Le directeur général de l'établissement public du domaine national de Chambord avait indiqué à l'agence de communication chargée par la société d'effectuer les prises de vue, que l'utilisation de l'image du château de Chambord à des fins de publicité commerciale constituait une utilisation du domaine public justifiant le versement d'une contrepartie financière sur le fondement.

Mais les discussions entre les parties n'avaient pas abouti sur le montant de cette contrepartie, ; et le directeur avait transmis à Kronenbourg deux états de sommes dues ayant pour objet : «  occupation du domaine public : indemnité due au titre de prises de vue du château à des fins commerciales », puis évoquant l’exploitation notamment numérique de ces images.

Les juges en contestent pas le principe d’un droit à l’image des biens monnayable, mais la méthode.

Ils rappellent en effet que, aux termes  du Code général de la propriété des personnes publiques, «  Nul ne peut, sans disposer d'un titre l'y habilitant, occuper une dépendance du domaine public d'une personne publique (…) dans des limites dépassant le droit d'usage qui appartient à tous »  et que « toute occupation ou utilisation du domaine public d'une personne publique (…) donne lieu au paiement d'une redevance ».
Mais ils considèrent que « pour la réalisation des prises de vue, le château de Chambord, lequel relève du domaine public immobilier de l'Etat, aurait été, le temps de ces photographies, soustrait à l'usage de tous » et « que, par suite, en l'absence d'un usage privatif de ce domaine public, l'établissement public du domaine national de Chambord ne pouvait légalement réclamer aucune redevance domaniale de ce chef ».

Ils soulignent toutefois qu’« afin d'éviter à tous égards qu'il n'y soit indirectement porté atteinte de manière inappropriée, les prises de vue d'un immeuble, appartenant au domaine public d'une personne publique, à des fins de commercialisation des reproductions photographiques ainsi obtenues ou d'association de ces reproductions à des produits dans le cadre d'opérations de publicité commerciale, requièrent une autorisation préalable délivrée par le gestionnaire de ce domaine dans le cadre de ses prérogatives de puissance publique ; que cette autorisation peut prendre la forme d'un acte unilatéral ou d'un contrat ; que la décision unilatérale peut être assortie notamment de conditions financières sous réserve qu'elles aient été préalablement légalement déterminées ; que de telles conditions peuvent également être prévues par le contrat conclu entre les parties » .
        
En clair, tout cela relève du secteur des contrats de doit privé, qui peuvent être négociés et jugés par les juridictions de l’ordre judiciaire.
Et il faut rappeler que, aux termes de l’article L. 111-3 du Code de la propriété intellectuelle, « la propriété incorporelle (...) est indépendante de la propriété de l’objet matériel. L’acquéreur de cet objet n’est investi, du fait de cette acquisition, d’aucun des droits prévus par le présent code. »

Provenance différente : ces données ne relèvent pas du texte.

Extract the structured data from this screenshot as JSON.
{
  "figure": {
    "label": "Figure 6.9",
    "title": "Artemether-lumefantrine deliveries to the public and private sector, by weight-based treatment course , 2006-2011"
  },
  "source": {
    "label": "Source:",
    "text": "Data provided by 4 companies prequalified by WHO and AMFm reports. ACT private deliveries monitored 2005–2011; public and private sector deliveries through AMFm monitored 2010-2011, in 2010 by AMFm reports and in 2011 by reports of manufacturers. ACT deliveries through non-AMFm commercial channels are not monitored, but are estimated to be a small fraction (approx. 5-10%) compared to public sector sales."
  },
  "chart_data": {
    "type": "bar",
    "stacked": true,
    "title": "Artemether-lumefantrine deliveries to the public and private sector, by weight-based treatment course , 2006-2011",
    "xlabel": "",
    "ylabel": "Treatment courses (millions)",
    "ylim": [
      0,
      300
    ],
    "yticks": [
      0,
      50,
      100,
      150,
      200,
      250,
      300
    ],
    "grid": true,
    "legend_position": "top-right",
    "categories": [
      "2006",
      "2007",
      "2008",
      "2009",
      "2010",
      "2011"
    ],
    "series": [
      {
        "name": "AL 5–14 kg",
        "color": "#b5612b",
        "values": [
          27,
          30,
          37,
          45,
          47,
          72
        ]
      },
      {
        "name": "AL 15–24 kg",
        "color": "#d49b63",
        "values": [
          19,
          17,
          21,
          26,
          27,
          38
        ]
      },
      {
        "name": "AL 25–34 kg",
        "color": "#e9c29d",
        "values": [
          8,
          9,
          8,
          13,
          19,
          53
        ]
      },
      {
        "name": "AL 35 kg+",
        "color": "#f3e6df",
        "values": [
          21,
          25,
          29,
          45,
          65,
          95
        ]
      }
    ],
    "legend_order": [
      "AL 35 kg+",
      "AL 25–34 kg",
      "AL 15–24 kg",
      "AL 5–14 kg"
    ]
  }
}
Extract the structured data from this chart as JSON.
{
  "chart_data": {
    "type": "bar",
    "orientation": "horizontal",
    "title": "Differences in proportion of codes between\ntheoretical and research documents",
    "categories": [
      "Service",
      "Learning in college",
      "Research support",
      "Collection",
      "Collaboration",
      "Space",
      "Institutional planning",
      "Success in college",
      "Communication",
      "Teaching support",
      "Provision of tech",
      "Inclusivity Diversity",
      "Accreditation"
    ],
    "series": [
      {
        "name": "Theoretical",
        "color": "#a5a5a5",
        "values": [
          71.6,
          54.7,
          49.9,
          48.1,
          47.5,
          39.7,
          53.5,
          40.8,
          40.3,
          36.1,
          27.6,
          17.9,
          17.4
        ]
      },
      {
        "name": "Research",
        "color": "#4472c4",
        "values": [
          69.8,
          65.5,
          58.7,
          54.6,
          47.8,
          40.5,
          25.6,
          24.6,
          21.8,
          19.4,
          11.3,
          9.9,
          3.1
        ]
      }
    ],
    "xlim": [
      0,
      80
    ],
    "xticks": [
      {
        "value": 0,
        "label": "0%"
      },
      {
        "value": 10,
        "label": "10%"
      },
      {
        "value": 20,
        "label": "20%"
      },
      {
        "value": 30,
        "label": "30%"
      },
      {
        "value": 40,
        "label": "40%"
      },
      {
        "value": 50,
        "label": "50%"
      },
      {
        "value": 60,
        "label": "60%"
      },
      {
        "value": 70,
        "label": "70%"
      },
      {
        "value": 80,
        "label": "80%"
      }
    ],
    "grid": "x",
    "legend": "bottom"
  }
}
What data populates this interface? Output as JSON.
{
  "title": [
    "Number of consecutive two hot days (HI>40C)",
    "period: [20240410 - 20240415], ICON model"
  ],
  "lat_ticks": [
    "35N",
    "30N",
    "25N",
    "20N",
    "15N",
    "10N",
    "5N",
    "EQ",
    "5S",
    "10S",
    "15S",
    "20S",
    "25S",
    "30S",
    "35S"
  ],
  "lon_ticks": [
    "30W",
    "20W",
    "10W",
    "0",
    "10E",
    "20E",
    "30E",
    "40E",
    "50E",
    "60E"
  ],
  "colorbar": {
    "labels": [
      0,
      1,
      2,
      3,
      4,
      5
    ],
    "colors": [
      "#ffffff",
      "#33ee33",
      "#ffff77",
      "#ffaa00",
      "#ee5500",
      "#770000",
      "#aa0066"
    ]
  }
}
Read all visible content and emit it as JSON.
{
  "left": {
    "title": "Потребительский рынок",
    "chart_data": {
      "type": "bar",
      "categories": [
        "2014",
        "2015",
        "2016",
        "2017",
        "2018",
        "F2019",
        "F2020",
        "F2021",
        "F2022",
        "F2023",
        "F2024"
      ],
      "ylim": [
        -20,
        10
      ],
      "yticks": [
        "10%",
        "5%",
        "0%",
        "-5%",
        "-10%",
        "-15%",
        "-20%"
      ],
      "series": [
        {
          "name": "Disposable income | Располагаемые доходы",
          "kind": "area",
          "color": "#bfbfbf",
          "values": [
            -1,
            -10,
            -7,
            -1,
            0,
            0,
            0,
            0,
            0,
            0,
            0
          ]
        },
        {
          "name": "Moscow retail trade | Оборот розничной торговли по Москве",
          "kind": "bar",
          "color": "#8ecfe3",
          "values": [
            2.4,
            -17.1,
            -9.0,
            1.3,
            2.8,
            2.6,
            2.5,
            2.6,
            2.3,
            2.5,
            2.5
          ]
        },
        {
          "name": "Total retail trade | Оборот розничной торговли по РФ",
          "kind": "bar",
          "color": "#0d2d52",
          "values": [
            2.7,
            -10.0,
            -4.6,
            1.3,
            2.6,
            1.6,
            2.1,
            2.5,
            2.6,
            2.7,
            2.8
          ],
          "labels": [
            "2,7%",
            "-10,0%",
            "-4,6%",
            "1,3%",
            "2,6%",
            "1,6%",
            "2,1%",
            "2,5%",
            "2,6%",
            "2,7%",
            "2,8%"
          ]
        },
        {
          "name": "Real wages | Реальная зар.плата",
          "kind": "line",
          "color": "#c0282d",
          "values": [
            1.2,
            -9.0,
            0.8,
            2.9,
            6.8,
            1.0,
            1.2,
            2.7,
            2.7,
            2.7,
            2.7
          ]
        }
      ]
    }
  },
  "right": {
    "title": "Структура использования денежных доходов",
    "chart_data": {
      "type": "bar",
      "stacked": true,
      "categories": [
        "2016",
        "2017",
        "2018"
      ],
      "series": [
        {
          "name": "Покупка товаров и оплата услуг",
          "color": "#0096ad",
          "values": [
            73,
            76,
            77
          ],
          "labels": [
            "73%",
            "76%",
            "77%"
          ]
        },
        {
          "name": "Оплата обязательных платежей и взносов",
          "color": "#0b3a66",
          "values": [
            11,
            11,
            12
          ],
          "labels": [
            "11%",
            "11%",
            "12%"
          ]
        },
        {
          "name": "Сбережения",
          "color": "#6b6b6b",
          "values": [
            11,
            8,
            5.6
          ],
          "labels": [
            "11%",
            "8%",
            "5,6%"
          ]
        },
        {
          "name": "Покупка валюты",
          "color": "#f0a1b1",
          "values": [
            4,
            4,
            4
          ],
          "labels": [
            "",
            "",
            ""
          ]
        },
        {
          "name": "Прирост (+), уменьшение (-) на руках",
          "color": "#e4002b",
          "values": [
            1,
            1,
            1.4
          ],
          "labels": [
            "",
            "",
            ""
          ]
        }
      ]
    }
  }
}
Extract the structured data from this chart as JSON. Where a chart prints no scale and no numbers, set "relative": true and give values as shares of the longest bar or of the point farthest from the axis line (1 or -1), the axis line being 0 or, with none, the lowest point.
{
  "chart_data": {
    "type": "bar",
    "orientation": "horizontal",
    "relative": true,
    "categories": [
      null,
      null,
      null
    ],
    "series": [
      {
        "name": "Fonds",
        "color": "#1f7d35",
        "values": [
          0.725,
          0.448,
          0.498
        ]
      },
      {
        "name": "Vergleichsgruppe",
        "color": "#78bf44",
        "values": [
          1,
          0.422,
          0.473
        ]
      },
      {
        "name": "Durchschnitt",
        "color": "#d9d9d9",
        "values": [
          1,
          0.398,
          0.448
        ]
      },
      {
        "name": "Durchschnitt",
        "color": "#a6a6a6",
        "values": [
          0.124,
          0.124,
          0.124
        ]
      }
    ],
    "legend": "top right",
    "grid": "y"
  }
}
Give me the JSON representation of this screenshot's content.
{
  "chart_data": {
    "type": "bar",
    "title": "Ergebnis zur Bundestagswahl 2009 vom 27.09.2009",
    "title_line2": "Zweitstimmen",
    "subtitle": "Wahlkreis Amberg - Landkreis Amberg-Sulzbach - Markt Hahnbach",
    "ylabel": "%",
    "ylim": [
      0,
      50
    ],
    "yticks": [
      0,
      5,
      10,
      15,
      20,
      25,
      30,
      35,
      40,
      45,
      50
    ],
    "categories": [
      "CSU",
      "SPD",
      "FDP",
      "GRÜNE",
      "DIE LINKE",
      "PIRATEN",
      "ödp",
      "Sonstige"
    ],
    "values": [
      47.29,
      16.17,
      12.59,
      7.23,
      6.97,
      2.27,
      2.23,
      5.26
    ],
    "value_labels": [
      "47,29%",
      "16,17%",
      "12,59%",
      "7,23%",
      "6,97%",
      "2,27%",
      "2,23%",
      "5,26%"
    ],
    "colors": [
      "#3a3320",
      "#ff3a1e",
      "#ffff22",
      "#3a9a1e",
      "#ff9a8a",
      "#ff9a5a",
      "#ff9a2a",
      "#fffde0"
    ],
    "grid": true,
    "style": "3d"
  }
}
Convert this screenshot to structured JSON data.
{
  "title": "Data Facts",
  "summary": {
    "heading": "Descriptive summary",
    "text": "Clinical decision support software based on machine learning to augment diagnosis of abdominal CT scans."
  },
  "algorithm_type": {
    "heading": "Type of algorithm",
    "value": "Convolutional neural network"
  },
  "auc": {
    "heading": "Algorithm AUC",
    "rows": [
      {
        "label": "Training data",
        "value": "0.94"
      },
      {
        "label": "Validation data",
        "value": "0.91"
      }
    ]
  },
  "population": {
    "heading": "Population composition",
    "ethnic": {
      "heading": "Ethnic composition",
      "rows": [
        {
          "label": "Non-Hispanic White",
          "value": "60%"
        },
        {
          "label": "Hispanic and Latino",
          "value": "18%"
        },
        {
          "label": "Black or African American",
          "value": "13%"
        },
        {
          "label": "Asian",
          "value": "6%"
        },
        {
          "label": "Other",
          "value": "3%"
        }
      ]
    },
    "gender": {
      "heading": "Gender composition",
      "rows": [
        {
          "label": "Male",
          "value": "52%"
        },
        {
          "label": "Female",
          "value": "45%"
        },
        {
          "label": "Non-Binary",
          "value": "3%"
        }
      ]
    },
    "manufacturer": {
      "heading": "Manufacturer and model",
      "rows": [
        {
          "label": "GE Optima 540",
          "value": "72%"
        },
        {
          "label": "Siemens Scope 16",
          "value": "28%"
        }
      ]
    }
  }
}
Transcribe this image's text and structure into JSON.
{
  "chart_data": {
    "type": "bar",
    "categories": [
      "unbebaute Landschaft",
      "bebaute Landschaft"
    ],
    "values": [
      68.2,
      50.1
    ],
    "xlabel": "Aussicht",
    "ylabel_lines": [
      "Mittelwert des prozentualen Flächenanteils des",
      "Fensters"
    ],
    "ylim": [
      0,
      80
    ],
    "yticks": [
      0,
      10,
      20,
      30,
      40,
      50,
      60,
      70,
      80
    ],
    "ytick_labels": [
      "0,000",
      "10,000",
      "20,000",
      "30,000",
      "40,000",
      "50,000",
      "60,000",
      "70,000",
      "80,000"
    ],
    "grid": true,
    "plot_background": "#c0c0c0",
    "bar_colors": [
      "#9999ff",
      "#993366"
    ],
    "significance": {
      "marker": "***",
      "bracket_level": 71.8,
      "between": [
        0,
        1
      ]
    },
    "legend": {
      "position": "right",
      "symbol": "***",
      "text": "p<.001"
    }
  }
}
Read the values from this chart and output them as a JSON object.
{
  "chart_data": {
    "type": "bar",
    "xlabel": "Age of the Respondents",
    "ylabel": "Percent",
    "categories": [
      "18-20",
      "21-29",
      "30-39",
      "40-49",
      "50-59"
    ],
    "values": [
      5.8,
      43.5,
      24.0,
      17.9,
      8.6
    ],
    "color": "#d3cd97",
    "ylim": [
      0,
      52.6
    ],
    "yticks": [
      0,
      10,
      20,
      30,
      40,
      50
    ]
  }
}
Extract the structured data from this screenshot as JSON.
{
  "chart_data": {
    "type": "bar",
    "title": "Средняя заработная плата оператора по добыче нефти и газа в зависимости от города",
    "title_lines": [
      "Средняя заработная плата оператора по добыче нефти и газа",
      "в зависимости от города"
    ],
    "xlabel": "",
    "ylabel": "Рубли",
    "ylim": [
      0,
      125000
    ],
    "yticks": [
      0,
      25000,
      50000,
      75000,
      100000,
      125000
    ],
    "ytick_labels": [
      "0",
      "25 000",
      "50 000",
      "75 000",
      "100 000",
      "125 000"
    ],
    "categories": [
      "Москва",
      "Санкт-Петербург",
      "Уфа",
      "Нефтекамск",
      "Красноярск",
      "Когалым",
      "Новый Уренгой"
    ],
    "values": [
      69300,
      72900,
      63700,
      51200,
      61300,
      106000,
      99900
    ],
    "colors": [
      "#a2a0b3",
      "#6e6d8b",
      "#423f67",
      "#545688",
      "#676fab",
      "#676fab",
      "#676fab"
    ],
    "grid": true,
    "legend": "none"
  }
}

Cela signifie que le propriétaire du support matériel d’une œuvre (un tableau, un tirage original, etc.) ne dispose pas des droits d’exploitation sur cette œuvre, sauf s’il en est stipulé autrement dans le cadre d’un contrat conclu avec l’auteur ou ses ayants droit.

Cette règle dite d’indépendance des propriétés intellectuelle et matérielle s’applique quel que soit le cas de figure dans lequel l’œuvre a été acquise : commande publique, vente aux enchères, etc.

C’est donc aux créateurs ou à ses ayants droit qu’il faut en général s’adresser quand l’œuvre n’est pas encore tombée dans le domaine public (c’est-à-dire en général jusqu’à soixante-dix ans après la mort de l’auteur).

Mais, que l’œuvre soit encore protégée ou non au titre de la propriété littéraire et artistique, il existe désormais un droit au profit du propriétaire matériel.
C’est ainsi que les musées ou certains collectionneurs monnayent une sorte de « droit d’accès » à leur propriété.

En pratique, les propriétaires de biens mobiliers négocient parfois en plus de ce droit d'accès un véritable droit d’auteur sur les clichés de leurs biens quand ils les ont réalisés ou fait réaliser par leurs propres photographes. Un droit à l’image ainsi qu’un droit d’auteur s’appliquent ainsi alors même que l’œuvre initiale (tableau, sculpture, etc.) appartient au « domaine public » (dans tous les sens juridiques du terme).